= Mohammad Khalil Naik =

Indian politician

Mohammad Khalil Naik is a Kashmiri politician. He is a veteran leader of the Communist Party of India (Marxist) (CPI(M)) in Jammu & Kashmir. He served as Member of the Jammu & Kashmir Legislative Assembly representing the Wachi constituency 2002–2008. He is also a member of the Jammu & Kashmir State Committee of CPI(M).

Mohammad Khalil Naik won the Wachi seat in 2002, defeating the Jammu & Kashmir People's Democratic Party candidate Ghulam Hassan Bhat by a margin of merely 80 votes. Mohammad Khalil Naik got 4,133 votes (29.19%).

In April–May 2004, during the election campaign ahead of the Lok Sabha parliamentary election (in which fellow CPI(M) leader Mohammed Yousuf Tarigami contested the Anantnag constituency), militants conducted two attempts to kill Mohammad Khalil Naik. On 28 April 2004 militants hurled a grenade at his vehicle near Bungam as he was travelling to an election campaign meeting in Bonapora. The grenade missed the car but injured various bystanders, wounding two policemen and twelve civilians. And on 17 May 2004 Mohammad Khalil Naik's motorcade was attacked at Zainapora in the Shopian area of the Pulwama district. Mohammad Khalil Naik managed to escape unhurt from the attacks.

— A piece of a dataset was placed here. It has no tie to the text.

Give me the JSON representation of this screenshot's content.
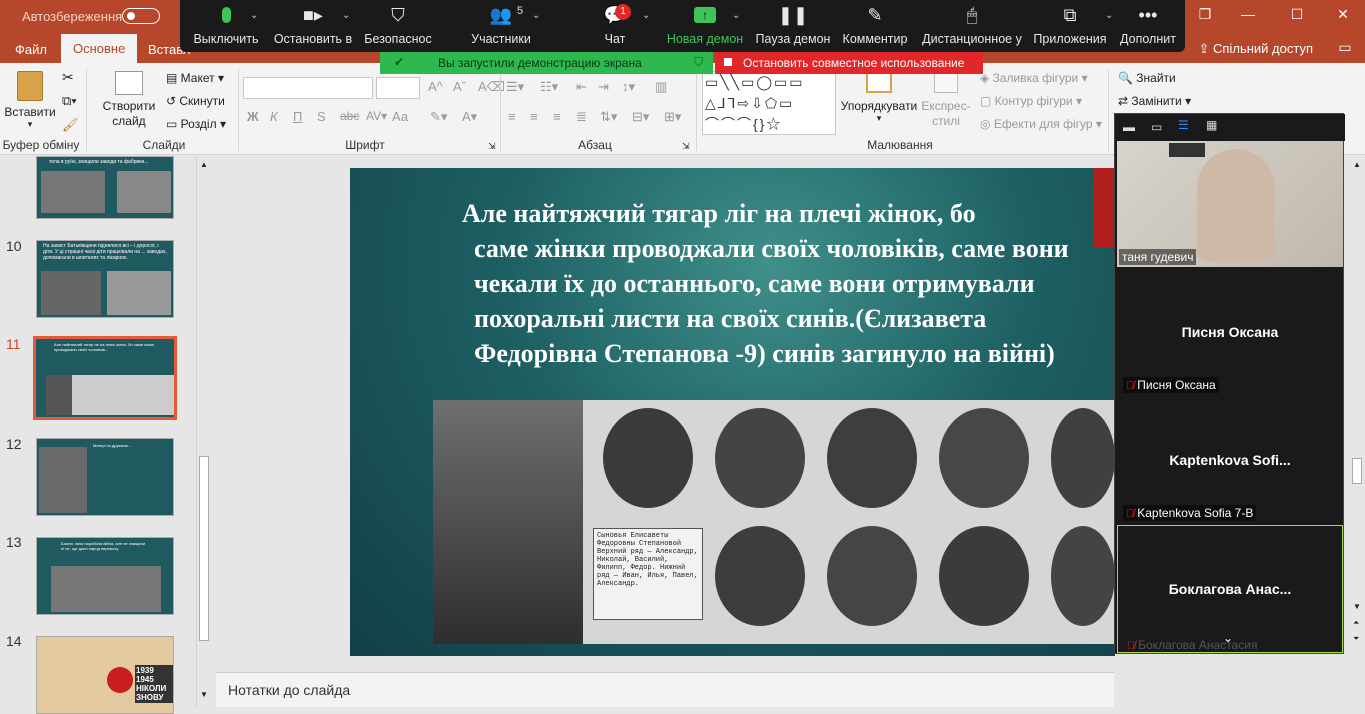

On 8 August 2007 militants opened fire on Mohammad Khalil Naik's vehicle near Bahibag as the legislator was touring his constituency. Mohammad Khalil Naik and his security team escaped unhurt from the attack.

Mohammad Khalil Naik lost the Wachi seat to J&KPDP leader Mehbooba Mufti in the 2008 Jammu & Kashmir Legislative Assembly election, finishing in fourth place with 2,366 votes (7.01%).